Loss of expression and function of Gβγ by GNB1 encephalopathy-associated L95P mutation of the Gβ₁ subunit

Background: G-proteins areindispensable regulators of cellular signaling, with G-protein-gated inwardly rectifying potassium channels (GIRK) as key effectors. GNB1 encephalopathy (GNB1E) is a congenital neurological syndrome resulting from mutations in the GNB1 gene, encoding the Gβ₁ subunit of G-proteins trimer (Gαβγ).

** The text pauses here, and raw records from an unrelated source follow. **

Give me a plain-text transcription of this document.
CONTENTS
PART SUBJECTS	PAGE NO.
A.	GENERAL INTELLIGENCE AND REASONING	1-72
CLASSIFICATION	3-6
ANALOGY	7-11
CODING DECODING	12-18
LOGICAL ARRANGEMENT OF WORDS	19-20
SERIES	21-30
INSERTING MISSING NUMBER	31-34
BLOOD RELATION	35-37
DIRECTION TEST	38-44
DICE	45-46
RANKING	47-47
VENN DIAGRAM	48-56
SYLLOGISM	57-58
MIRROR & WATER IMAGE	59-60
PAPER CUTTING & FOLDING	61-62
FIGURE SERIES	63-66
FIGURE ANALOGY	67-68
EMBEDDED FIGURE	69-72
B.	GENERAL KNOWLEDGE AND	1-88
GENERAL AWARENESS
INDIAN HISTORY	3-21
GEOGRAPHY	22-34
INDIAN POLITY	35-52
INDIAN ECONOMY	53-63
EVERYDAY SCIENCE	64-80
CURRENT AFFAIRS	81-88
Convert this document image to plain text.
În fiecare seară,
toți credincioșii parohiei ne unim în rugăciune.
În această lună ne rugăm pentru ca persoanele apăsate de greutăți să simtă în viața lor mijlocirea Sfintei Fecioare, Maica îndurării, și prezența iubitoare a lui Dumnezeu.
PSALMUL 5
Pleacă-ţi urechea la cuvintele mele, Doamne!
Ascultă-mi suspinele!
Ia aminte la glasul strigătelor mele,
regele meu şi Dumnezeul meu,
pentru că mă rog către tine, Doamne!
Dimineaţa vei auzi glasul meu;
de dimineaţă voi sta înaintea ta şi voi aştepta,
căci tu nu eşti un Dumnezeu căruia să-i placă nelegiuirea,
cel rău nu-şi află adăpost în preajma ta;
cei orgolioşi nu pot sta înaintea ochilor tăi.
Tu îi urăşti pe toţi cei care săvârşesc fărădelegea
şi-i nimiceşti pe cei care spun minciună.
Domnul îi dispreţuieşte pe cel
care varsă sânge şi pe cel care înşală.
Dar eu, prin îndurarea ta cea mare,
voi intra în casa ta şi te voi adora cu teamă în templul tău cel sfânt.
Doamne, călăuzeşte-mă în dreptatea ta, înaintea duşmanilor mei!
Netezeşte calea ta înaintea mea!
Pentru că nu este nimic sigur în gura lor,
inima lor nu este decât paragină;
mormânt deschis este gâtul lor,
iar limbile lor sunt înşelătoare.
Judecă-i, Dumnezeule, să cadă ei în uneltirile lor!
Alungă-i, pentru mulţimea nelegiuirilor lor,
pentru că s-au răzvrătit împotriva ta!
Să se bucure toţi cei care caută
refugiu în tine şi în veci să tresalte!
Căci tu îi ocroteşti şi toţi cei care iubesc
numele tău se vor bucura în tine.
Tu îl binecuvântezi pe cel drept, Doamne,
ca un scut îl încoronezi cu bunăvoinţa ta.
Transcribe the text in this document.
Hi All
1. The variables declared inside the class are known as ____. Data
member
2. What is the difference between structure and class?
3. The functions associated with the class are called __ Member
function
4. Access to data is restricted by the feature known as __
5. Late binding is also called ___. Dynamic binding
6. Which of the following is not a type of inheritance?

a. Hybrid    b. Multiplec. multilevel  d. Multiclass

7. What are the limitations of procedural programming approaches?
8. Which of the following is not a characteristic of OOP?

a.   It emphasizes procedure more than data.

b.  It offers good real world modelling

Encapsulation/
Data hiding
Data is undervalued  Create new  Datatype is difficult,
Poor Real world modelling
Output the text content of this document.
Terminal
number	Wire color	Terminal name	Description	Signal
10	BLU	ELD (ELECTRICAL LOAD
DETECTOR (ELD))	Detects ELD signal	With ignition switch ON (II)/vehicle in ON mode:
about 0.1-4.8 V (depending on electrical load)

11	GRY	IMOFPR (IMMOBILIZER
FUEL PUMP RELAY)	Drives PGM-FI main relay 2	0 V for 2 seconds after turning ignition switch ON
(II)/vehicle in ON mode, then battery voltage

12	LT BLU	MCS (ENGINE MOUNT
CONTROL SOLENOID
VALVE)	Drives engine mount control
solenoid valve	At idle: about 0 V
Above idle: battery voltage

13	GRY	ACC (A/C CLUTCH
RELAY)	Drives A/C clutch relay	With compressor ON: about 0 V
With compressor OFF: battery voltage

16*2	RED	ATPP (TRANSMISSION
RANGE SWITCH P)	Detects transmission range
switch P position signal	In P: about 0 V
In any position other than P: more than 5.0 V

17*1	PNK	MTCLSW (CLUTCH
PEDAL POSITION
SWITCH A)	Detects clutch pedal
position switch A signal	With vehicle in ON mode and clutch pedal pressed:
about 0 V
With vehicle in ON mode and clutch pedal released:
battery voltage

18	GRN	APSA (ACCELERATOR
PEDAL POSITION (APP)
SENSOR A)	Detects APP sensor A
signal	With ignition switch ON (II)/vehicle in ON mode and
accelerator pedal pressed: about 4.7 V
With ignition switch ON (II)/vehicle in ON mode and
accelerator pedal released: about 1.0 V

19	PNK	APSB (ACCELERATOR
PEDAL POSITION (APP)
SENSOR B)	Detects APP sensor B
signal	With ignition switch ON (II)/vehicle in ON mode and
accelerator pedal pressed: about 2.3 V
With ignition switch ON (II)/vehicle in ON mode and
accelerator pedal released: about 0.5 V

GNB1E manifests as a global developmental delay, accompanied by tonus disturbances, ataxia, and epilepsy. Methods: We utilized the Xenopus laevis oocyte heterologous expression system to investigate the impact of the L95P mutation in Gβ₁ (Gβ₁-L95P) on the activation of neuronal GIRK channels GIRK2 and GIRK1/2. Mutant and wild-type (WT) Gβ₁ RNAs were co-injected with RNAs encoding the Gγ₂ and GIRK channel subunits. The expression levels of both Gβ₁ and the channel proteins, as well as the channel activity, were systematically monitored. Additionally, rigid-body docking was used to model the GIRK1/2–Gβγ complex, evaluating L95P’s effect on channel–Gβγ interaction, Gβγ stability, and Gβγ–effector affinity. Results:. Gβ₁-L95P exhibited reduced protein expression compared to WT. Even after RNA adjustments to restore comparable membrane localization, the mutant failed to effectively activate GIRK2 and GIRK1/2. Structural analysis revealed that L95 was not consistent in the Gβγ–effector interface. Thermodynamic calculations suggested that the mutation primarily destabilized Gβ₁ and Gβ₁–effector complex. Conclusion: Gβ₁-L95P leads to both reduced protein expression and impaired function in the GIRK–Gβγ interaction system. The later effect can be attributed to the changes associated with protein misfolding.